For VRE screening, stool or rectal swabs with visible fecal components were inoculated onto chromogenic agar (chromID VRE, bioMerieux, France) and incubated aerobically at 35°C for 48 hours for identification by Vitek 2 automated identification system (bioMerieux, France) as previously described [4]. The Kirby-Bauer disk diffusion method and E-test (AB Biodisk, Solna, Sweden) were used to determine the antimicrobial susceptibility of the enterococci.

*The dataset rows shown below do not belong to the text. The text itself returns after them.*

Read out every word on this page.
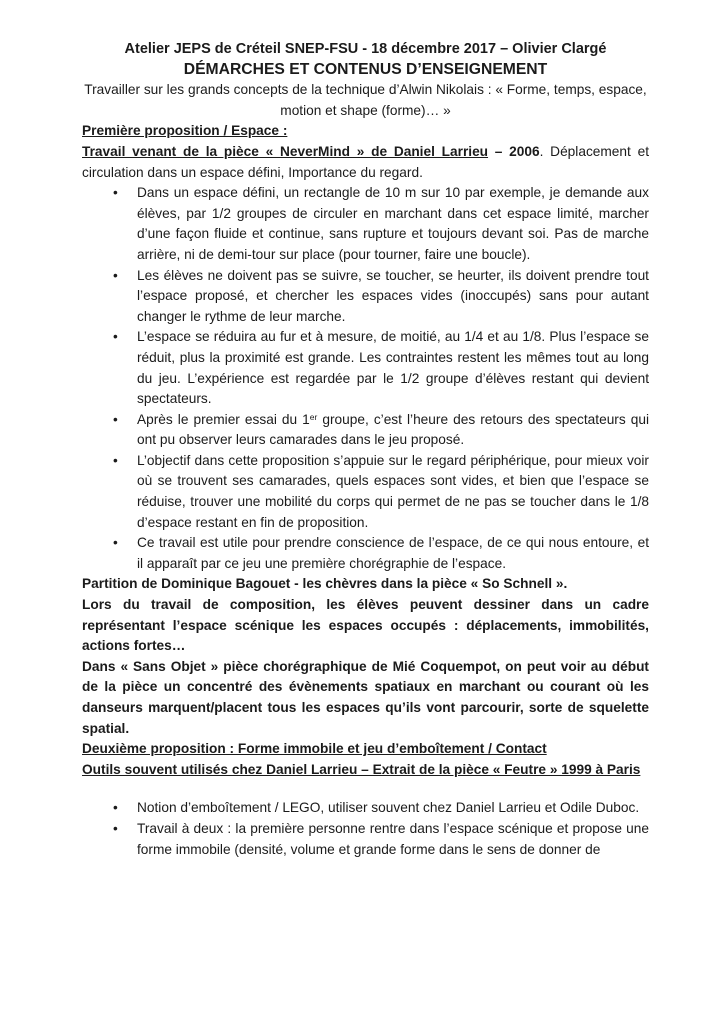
Atelier JEPS de Créteil SNEP-FSU - 18 décembre 2017 – Olivier Clargé
DÉMARCHES ET CONTENUS D’ENSEIGNEMENT
Travailler sur les grands concepts de la technique d’Alwin Nikolais : « Forme, temps, espace, motion et shape (forme)… »
Première proposition / Espace :

Travail venant de la pièce « NeverMind » de Daniel Larrieu – 2006. Déplacement et circulation dans un espace défini, Importance du regard.

• Dans un espace défini, un rectangle de 10 m sur 10 par exemple, je demande aux élèves, par 1/2 groupes de circuler en marchant dans cet espace limité, marcher d’une façon fluide et continue, sans rupture et toujours devant soi. Pas de marche arrière, ni de demi-tour sur place (pour tourner, faire une boucle).
• Les élèves ne doivent pas se suivre, se toucher, se heurter, ils doivent prendre tout l’espace proposé, et chercher les espaces vides (inoccupés) sans pour autant changer le rythme de leur marche.
• L’espace se réduira au fur et à mesure, de moitié, au 1/4 et au 1/8. Plus l’espace se réduit, plus la proximité est grande. Les contraintes restent les mêmes tout au long du jeu. L’expérience est regardée par le 1/2 groupe d’élèves restant qui devient spectateurs.
• Après le premier essai du 1er groupe, c’est l’heure des retours des spectateurs qui ont pu observer leurs camarades dans le jeu proposé.
• L’objectif dans cette proposition s’appuie sur le regard périphérique, pour mieux voir où se trouvent ses camarades, quels espaces sont vides, et bien que l’espace se réduise, trouver une mobilité du corps qui permet de ne pas se toucher dans le 1/8 d’espace restant en fin de proposition.
• Ce travail est utile pour prendre conscience de l’espace, de ce qui nous entoure, et il apparaît par ce jeu une première chorégraphie de l’espace.
Partition de Dominique Bagouet - les chèvres dans la pièce « So Schnell ».

Lors du travail de composition, les élèves peuvent dessiner dans un cadre représentant l’espace scénique les espaces occupés : déplacements, immobilités, actions fortes…

Dans « Sans Objet » pièce chorégraphique de Mié Coquempot, on peut voir au début de la pièce un concentré des évènements spatiaux en marchant ou courant où les danseurs marquent/placent tous les espaces qu’ils vont parcourir, sorte de squelette spatial.

Deuxième proposition : Forme immobile et jeu d’emboîtement / Contact
Outils souvent utilisés chez Daniel Larrieu – Extrait de la pièce « Feutre » 1999 à Paris
• Notion d’emboîtement / LEGO, utiliser souvent chez Daniel Larrieu et Odile Duboc.
• Travail à deux : la première personne rentre dans l’espace scénique et propose une forme immobile (densité, volume et grande forme dans le sens de donner de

Isolates with potential vancomycin resistance were proceeded to vanA gene PCR and MLST as previously described [4]. For VRE bacterial load quantitation, around 1 g of fecal sample was suspended into 2 ml normal saline and serially diluted suspensions were plated onto chromogenic agar. In addition, broth enrichment was performed by inoculating another 10 μl aliquot of the fecal suspension into the vancomycin containing brain-heart-infusion broth. The broth was incubated at 37°C overnight and further subcultured onto chromogenic agar in 35°C aerobic incubation for 48 hours. The lower detection limit of this method is 200 cfu/g.

Written informed consent was obtained from the four patients for publication of this case report and any accompanying images. A copy of the written consent is available for review by the Editor of this journal.

This study has been approved by the Institutional Review Board of the University of Hong Kong/Hospital Authority Hong Kong West Cluster.